La donne a changé. La guerre ne se gagne plus seulement par la taille ou le nombre de gros canons : « comme les premiers prophètes de l’arme aérienne, on pourrait déduire que l’arme cyber est susceptible d’emporter la décision à elle seule et conclure en paraphrasant Clément Ader : qui contrôle le cyberespace contrôle la terre ». Ne soyons donc pas surpris de lire que « Tsahal a par exemple décidé en 2015 de créer une cyberarmée ayant un statut équivalent aux armées de terre, de mer et de l’air, puis y a renoncé en 2017. Elle a préféré confier les capacités défensives à l’organisation chargée de gérer les réseaux de communication et laisser son indépendance à la fameuse unité 8200 chargée du renseignement et des actions offensives ». Affaire à suivre…
La technologie prend déjà beaucoup de place dans notre vie. Maintenant, elle étend son emprise dans le monde militaire. On évoque déjà des robots guerriers : « les perspectives actuelles font frémir, ainsi la dissémination de technologies permettant à de très petits drones d’identifier et de tuer des personnages appartenant à un groupe prédéfini selon des critères d’âge, de race, d’appartenance, etc., sans intervention d’un opérateur. Le court-métrage Slaughterbots (robots massacreurs), mis en ligne en 2017 par le Future of Life Institute, en donne un avant-goût effrayant ». Si les robots mènent la guerre à la place des êtres humains, un des aspects formels de la guerre pourrait disparaître, selon une idée exprimée dans le livre, « puisque l’issue du combat ne se jouera plus sur la détermination morale qui permet d’affronter et de donner la mort, mais uniquement sur le potentiel technologique et financier des factions en lutte ». Attention ! Que les auteurs n’oublient pas de considérer que si derrière chaque homme il y a une femme, derrière les robots il y a aura toujours un être humain… à moins que notre monde ne succombe au phénomène Skynet. (1)

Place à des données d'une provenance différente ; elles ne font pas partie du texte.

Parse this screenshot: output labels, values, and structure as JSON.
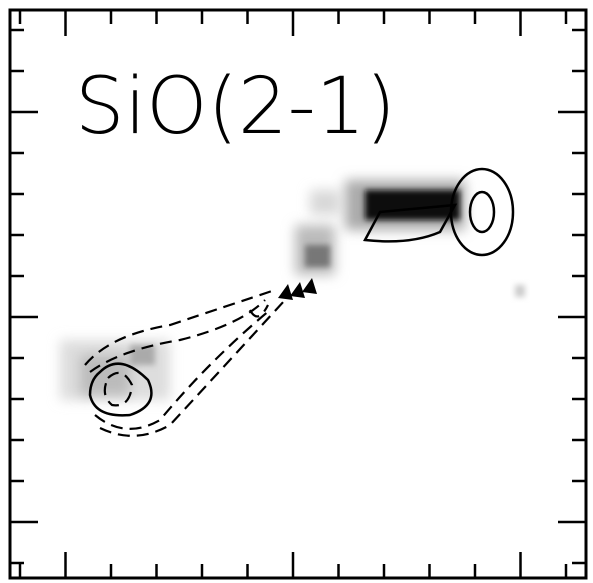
{
  "panel": {
    "label": "SiO(2-1)"
  }
}
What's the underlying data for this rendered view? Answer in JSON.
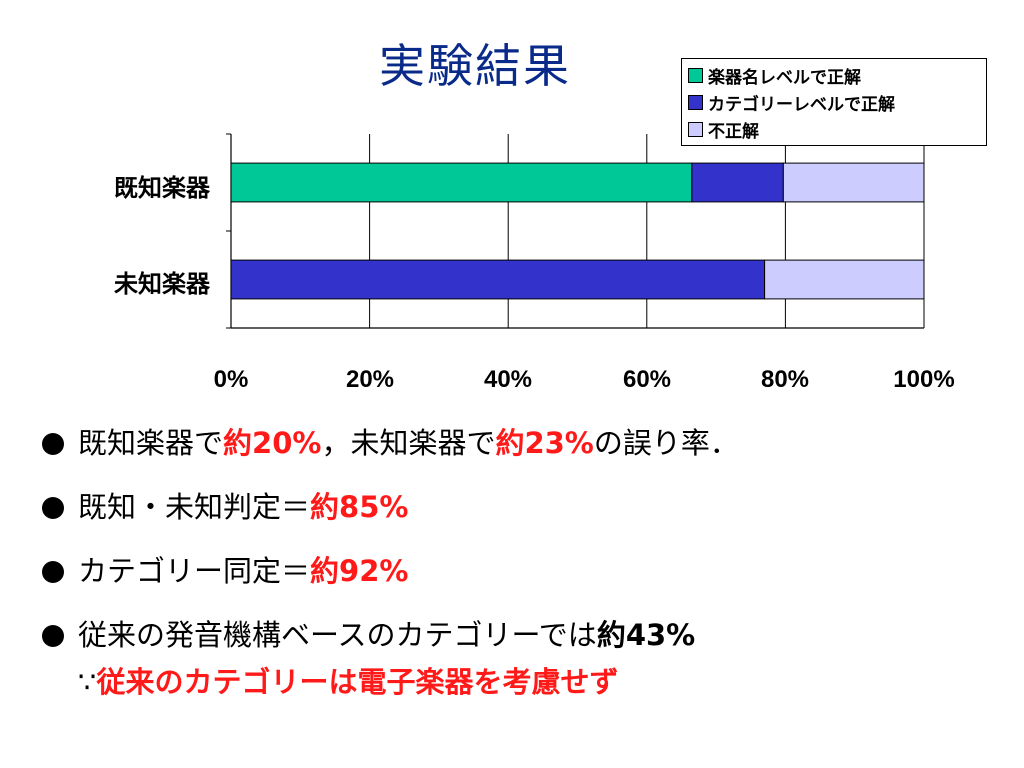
{
  "title": "実験結果",
  "chart_data": {
    "type": "bar",
    "orientation": "horizontal",
    "stacked": true,
    "categories": [
      "既知楽器",
      "未知楽器"
    ],
    "series": [
      {
        "name": "楽器名レベルで正解",
        "color": "#00c896",
        "values": [
          66.5,
          0
        ]
      },
      {
        "name": "カテゴリーレベルで正解",
        "color": "#3333cc",
        "values": [
          13.2,
          77
        ]
      },
      {
        "name": "不正解",
        "color": "#ccccff",
        "values": [
          20.3,
          23
        ]
      }
    ],
    "xlim": [
      0,
      100
    ],
    "xticks": [
      "0%",
      "20%",
      "40%",
      "60%",
      "80%",
      "100%"
    ],
    "grid": true,
    "legend": "top-right"
  },
  "bullets": [
    {
      "parts": [
        {
          "text": "既知楽器で",
          "style": "normal"
        },
        {
          "text": "約20%",
          "style": "red"
        },
        {
          "text": "，未知楽器で",
          "style": "normal"
        },
        {
          "text": "約23%",
          "style": "red"
        },
        {
          "text": "の誤り率．",
          "style": "normal"
        }
      ]
    },
    {
      "parts": [
        {
          "text": "既知・未知判定＝",
          "style": "normal"
        },
        {
          "text": "約85%",
          "style": "red"
        }
      ]
    },
    {
      "parts": [
        {
          "text": "カテゴリー同定＝",
          "style": "normal"
        },
        {
          "text": "約92%",
          "style": "red"
        }
      ]
    },
    {
      "parts": [
        {
          "text": "従来の発音機構ベースのカテゴリーでは",
          "style": "normal"
        },
        {
          "text": "約43%",
          "style": "bold"
        }
      ]
    }
  ],
  "subline": {
    "prefix": "∵",
    "text": "従来のカテゴリーは電子楽器を考慮せず"
  }
}
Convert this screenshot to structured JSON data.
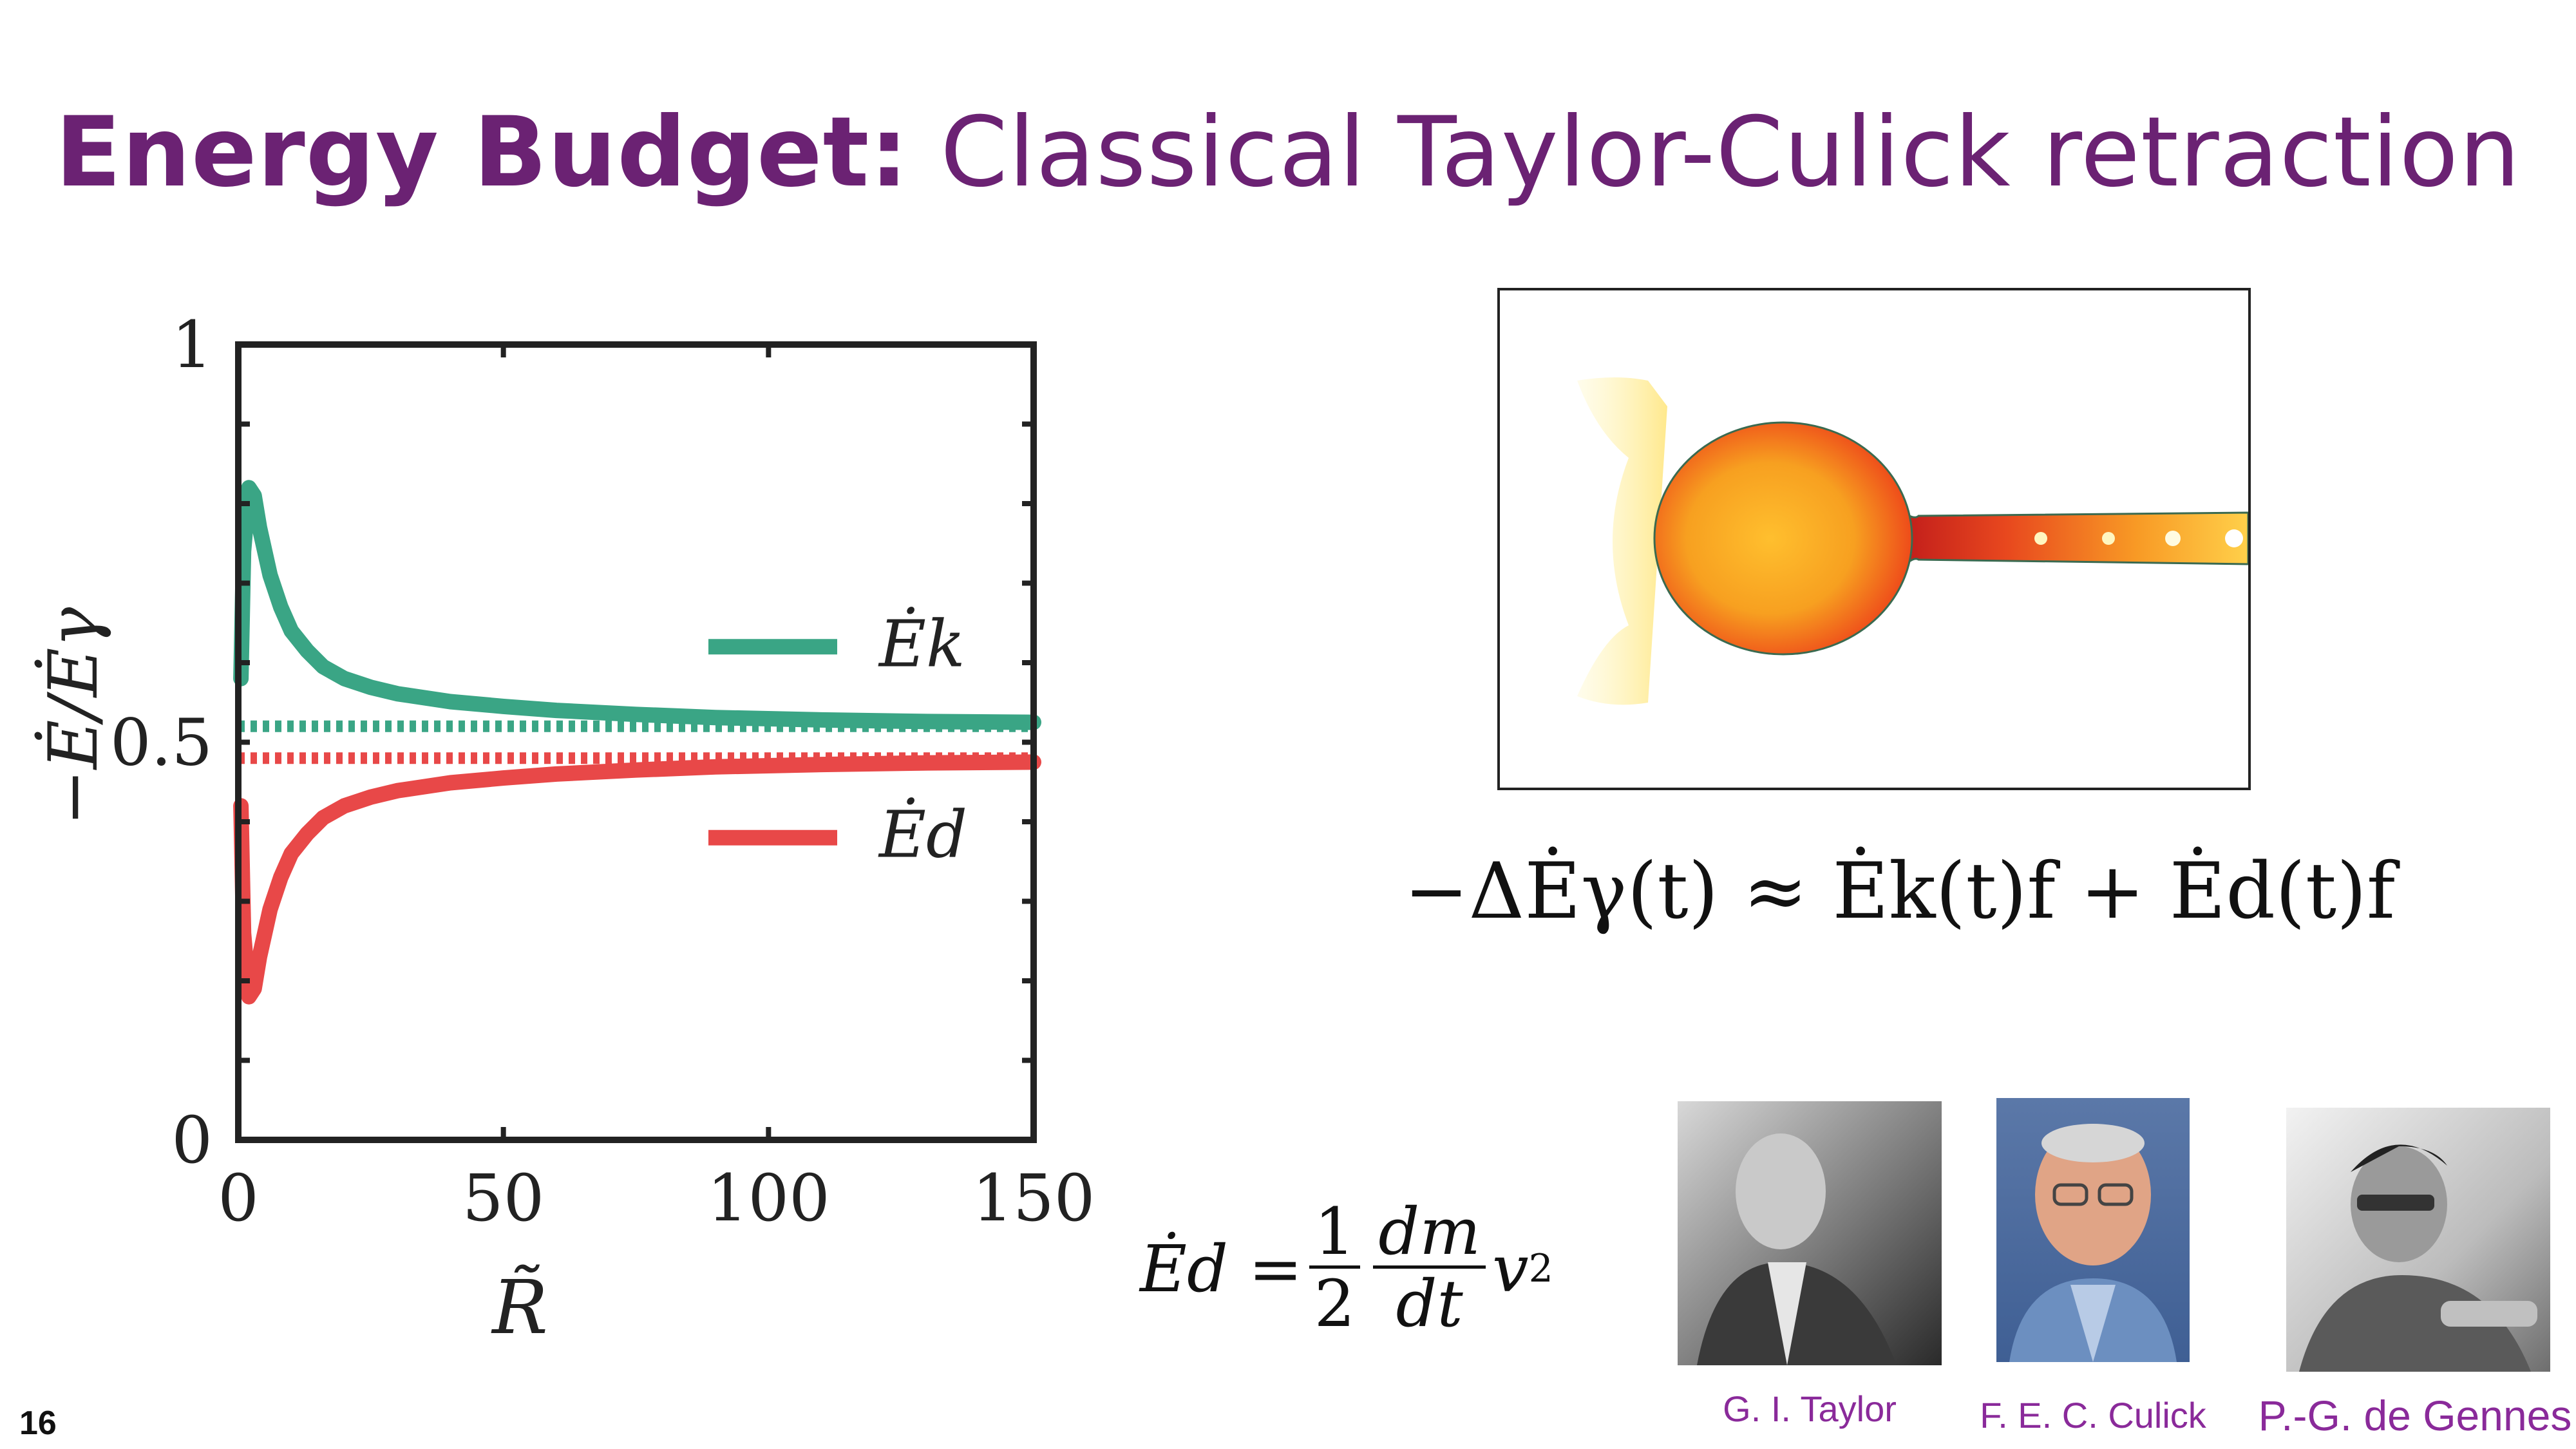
{
  "slide": {
    "title_bold": "Energy Budget:",
    "title_rest": " Classical Taylor-Culick retraction",
    "page_number": "16"
  },
  "equations": {
    "energy_balance": "−ΔĖγ(t) ≈ Ėk(t)f + Ėd(t)f",
    "drag": {
      "lhs": "Ėd =",
      "frac1_num": "1",
      "frac1_den": "2",
      "frac2_num": "dm",
      "frac2_den": "dt",
      "tail": "v",
      "tail_sup": "2"
    }
  },
  "portraits": [
    {
      "caption": "G. I. Taylor"
    },
    {
      "caption": "F. E. C. Culick"
    },
    {
      "caption": "P.-G. de Gennes"
    }
  ],
  "chart_data": {
    "type": "line",
    "xlabel": "R̃",
    "ylabel": "−Ė/Ėγ",
    "xlim": [
      0,
      150
    ],
    "ylim": [
      0,
      1
    ],
    "xticks": [
      "0",
      "50",
      "100",
      "150"
    ],
    "yticks": [
      "0",
      "0.5",
      "1"
    ],
    "legend_position": "right",
    "series": [
      {
        "name": "Ėk",
        "color": "#3aa585",
        "style": "solid",
        "x": [
          0.5,
          1,
          2,
          3,
          4,
          6,
          8,
          10,
          13,
          16,
          20,
          25,
          30,
          40,
          50,
          60,
          75,
          90,
          110,
          130,
          150
        ],
        "y": [
          0.58,
          0.74,
          0.82,
          0.81,
          0.77,
          0.71,
          0.67,
          0.64,
          0.615,
          0.595,
          0.58,
          0.569,
          0.561,
          0.551,
          0.545,
          0.54,
          0.535,
          0.531,
          0.528,
          0.526,
          0.525
        ]
      },
      {
        "name": "Ėd",
        "color": "#e84848",
        "style": "solid",
        "x": [
          0.5,
          1,
          2,
          3,
          4,
          6,
          8,
          10,
          13,
          16,
          20,
          25,
          30,
          40,
          50,
          60,
          75,
          90,
          110,
          130,
          150
        ],
        "y": [
          0.42,
          0.26,
          0.18,
          0.19,
          0.23,
          0.29,
          0.33,
          0.36,
          0.385,
          0.405,
          0.42,
          0.431,
          0.439,
          0.449,
          0.455,
          0.46,
          0.465,
          0.469,
          0.472,
          0.474,
          0.475
        ]
      },
      {
        "color": "#3aa585",
        "style": "dotted",
        "x": [
          0,
          150
        ],
        "y": [
          0.52,
          0.52
        ]
      },
      {
        "color": "#e84848",
        "style": "dotted",
        "x": [
          0,
          150
        ],
        "y": [
          0.48,
          0.48
        ]
      }
    ]
  }
}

Cette synthèse remarquable est au carrefour de la philosophie, de l’histoire, de la stratégie et des relations internationales. Elle permet de bien comprendre les enjeux des conflits actuels tout en décryptant les formes guerrières contemporaines à l’aune des principes intemporels de la guerre. Leurs subtiles réflexions sont jalonnées par les écrits des plus grands : Sun Tzu, Thucydide, Xénophon, Machiavel, Napoléon et bien d’autres. La bibliographie indicative proposée permet de dénicher des livres passionnants, pour ceux qui désirent creuser les nombreux sujets abordés dans cet ouvrage.
Nous finissons par une citation tirée de De la guerre : « Dans la guerre, tout est simple, mais le plus simple est difficile. »
Note
(1) Skynet, une entité du film Terminator, est un ordinateur intelligent (intelligence artificielle) qui tente de détruire l’humanité.